Steel gives me a half scowl, half incredulous look that says that Edge doesn’t run late, especially not to something like this. The homecoming party had actually been Edge’s idea. He and Harley seemed to get on well. She’d been working at the garage during summer break and seeing as she was a business major, she’d had a few ideas to bring in new clients which had boosted trade. It was his way of thanking her.
“He’s probably hooking up with one of the club girls. You know what, enough of this. I didn’t want to do it, but…” Steel gets his phone out of his pocket. It takes him a second, but he flips open an app.
My mouth falls open. “Are you… Did you put a tracker on Harley’s phone? She’s a grown woman!”
He has the decency to look a bit embarrassed by that. “Yeah. Maybe I should have removed the app when she was eighteen. It’s not like I’ve been spying on her while she’s been away at college.”
I give him a hard stare at that. Maybe not spying, but I know for a fact he had Tracker check out her friends.
“Look. Don’t get so defensive. There’s a tracker on your phone. I have one. We have enemies, you never know when it might save a life,” he says.
“So this is just about that? Not wanting to know what she’s up to every hour of the day?”
“I swear to you that I’ve only used it once before—when she was seventeen and didn’t come home.”
“And where was she?” I ask.
“At the school library. She was studying and lost track of time—left her phone in her backpack and didn’t see my texts.”
I shoot Steel a look, and he frowns, pretending not to see it. He glances back down at the app and sighs. “I’ll let you win this one. She’s around the back of the building. Probably with friends.”
This time it’s my turn to frown. Harley’s friends all seem to be here too, and I can see them chatting in the corner.
“Do you think we should go find her? Maybe she just lost track of time again. I don’t want her to walk in late and be embarrassed.”
Steel scowls when his gaze sweeps over the room. I know what he’s thinking. He’s Harley’s dad.
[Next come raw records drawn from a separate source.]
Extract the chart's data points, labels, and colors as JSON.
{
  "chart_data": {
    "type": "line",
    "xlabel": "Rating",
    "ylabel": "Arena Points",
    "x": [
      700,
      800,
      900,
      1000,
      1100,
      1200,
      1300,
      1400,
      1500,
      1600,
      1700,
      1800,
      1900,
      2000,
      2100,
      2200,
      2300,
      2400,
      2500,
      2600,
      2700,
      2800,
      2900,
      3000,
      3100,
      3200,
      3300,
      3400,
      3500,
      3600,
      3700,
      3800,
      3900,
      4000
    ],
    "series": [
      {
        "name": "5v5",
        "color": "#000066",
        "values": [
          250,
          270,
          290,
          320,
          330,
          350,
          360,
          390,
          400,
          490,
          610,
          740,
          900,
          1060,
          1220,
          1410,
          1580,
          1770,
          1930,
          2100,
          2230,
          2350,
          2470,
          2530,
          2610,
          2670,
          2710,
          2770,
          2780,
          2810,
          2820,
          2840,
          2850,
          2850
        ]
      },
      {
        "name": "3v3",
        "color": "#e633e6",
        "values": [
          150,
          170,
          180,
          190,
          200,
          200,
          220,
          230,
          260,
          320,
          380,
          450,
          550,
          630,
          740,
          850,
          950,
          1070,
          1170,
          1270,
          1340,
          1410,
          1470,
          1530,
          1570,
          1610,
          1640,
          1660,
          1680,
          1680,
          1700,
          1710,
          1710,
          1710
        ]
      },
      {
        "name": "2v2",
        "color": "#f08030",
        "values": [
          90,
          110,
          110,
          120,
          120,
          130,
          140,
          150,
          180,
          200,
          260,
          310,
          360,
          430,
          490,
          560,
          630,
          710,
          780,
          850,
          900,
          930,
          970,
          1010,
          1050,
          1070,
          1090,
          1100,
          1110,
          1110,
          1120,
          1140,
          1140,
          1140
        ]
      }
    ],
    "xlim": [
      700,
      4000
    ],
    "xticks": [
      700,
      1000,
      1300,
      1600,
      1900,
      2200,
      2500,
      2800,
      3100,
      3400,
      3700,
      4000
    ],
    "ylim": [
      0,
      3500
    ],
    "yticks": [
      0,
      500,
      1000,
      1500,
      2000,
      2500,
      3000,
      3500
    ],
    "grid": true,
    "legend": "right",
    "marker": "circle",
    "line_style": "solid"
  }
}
He loves her more than anything. Harley told me how she used to get bullied as a kid for being deaf, and now that she’s blossomed into a stunning woman who might not see or hear the trouble coming, even I sometimes worry about her. She might be twenty-one, but to him she’s still his little girl.
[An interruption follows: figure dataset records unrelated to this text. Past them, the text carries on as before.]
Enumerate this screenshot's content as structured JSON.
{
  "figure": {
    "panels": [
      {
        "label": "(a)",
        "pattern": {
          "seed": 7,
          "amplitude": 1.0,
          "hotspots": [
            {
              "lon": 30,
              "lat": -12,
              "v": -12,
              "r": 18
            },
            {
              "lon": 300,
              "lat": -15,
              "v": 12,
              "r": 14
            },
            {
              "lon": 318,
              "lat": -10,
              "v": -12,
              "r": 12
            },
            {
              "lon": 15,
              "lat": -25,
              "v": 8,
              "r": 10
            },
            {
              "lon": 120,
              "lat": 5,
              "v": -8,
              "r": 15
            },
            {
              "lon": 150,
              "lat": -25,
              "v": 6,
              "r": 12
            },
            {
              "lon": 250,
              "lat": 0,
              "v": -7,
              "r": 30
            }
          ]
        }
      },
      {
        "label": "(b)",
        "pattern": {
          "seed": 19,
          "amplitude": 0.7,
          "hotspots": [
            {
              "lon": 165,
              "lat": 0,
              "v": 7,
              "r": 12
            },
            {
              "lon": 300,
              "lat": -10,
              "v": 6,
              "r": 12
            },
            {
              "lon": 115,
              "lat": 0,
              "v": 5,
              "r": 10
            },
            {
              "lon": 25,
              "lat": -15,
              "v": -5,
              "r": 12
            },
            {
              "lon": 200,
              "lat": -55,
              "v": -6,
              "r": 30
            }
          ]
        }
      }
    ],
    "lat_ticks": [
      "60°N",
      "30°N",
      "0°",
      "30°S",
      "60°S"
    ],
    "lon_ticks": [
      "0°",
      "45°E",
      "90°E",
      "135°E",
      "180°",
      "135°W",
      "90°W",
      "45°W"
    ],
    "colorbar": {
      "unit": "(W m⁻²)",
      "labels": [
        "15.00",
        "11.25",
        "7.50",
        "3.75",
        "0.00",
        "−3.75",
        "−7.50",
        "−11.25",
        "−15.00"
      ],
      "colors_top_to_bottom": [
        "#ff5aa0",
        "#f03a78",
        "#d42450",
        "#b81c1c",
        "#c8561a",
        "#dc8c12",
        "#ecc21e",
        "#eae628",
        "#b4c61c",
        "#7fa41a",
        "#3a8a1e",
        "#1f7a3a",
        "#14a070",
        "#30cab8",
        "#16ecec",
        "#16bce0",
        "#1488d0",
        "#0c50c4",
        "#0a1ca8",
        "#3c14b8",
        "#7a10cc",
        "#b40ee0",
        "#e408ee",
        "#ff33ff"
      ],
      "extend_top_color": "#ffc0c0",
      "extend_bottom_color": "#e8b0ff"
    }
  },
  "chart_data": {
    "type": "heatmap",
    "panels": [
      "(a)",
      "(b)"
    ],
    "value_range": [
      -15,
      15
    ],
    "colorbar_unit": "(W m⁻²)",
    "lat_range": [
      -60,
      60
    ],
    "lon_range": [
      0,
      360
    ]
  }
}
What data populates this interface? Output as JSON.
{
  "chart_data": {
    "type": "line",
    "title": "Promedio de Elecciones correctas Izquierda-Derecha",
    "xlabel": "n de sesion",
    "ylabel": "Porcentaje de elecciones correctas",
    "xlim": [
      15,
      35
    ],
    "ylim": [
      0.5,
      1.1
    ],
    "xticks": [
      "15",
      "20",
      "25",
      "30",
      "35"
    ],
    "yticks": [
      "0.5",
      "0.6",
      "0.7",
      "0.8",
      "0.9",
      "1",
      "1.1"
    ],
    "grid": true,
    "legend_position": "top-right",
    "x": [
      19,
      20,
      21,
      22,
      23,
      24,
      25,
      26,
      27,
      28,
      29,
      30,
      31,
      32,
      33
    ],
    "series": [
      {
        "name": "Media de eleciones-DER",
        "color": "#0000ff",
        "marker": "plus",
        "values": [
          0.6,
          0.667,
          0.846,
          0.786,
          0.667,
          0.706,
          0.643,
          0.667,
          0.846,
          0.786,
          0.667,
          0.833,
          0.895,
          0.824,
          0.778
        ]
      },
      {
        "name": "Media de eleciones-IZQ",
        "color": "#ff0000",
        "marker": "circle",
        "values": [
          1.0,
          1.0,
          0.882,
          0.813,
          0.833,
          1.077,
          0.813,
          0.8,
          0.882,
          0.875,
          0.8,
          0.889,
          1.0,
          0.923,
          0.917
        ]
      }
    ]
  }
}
“Let’s go get her then. We can say we were looking for her. She doesn’t need to know about the tracker.”
“Because then she’d just delete it? Get a new phone?”
“Yes, and yes, though I’d put it on her new one too.”
I roll my eyes, but my smile is completely genuine. “You’re a good dad, Steel. The best.”
I don’t think about how my father turned out. We cleaned up his mess. Dealt with the estate. Got my mom into a treatment program and found her a small house a few miles down the road from us. She’s happy. Getting her life back together.
We both are. Neither of us ever talk about my father, though we have grown to the point where we can visitLiam’s grave together now. We talk about him a lot. Good memories. I miss my brother, and having my mom there with me for the first time ever brings him back in a way that I never even hoped could happen again. For both of us.
Steel and I rise from the table. I slip my arm through his, and together we walk out of the bar, back outside. We pass the lot where his bike is parked.
Throngs of people are congregated outside, laughing and talking. The Canteen might be a bit on the rough side, but it’s strictly no smoking so there’s always a few groups out front.
Steel checks his phone one more time and pulls me off to the left, through the grass. He has a determined look on his face that I’ve only seen a few times.
“Put your phone away,” I say with a hiss. “And wipe that look off your face. You look like you’re on the warpath or something.”
Steel grumbles something under his breath, but he tucks his phone back into his pocket like I asked. There is a group of trees ahead, and I’m pulled along helplessly.
I blink hard because, off in the distance, underneath one, I think I see a shred of something black… Raven-black hair, or a black dress… it’s hard to tell.
Steel obviously knows it’s his daughter, though, because his strides change, lengthening and quickening so that I almost have to run to stay beside him.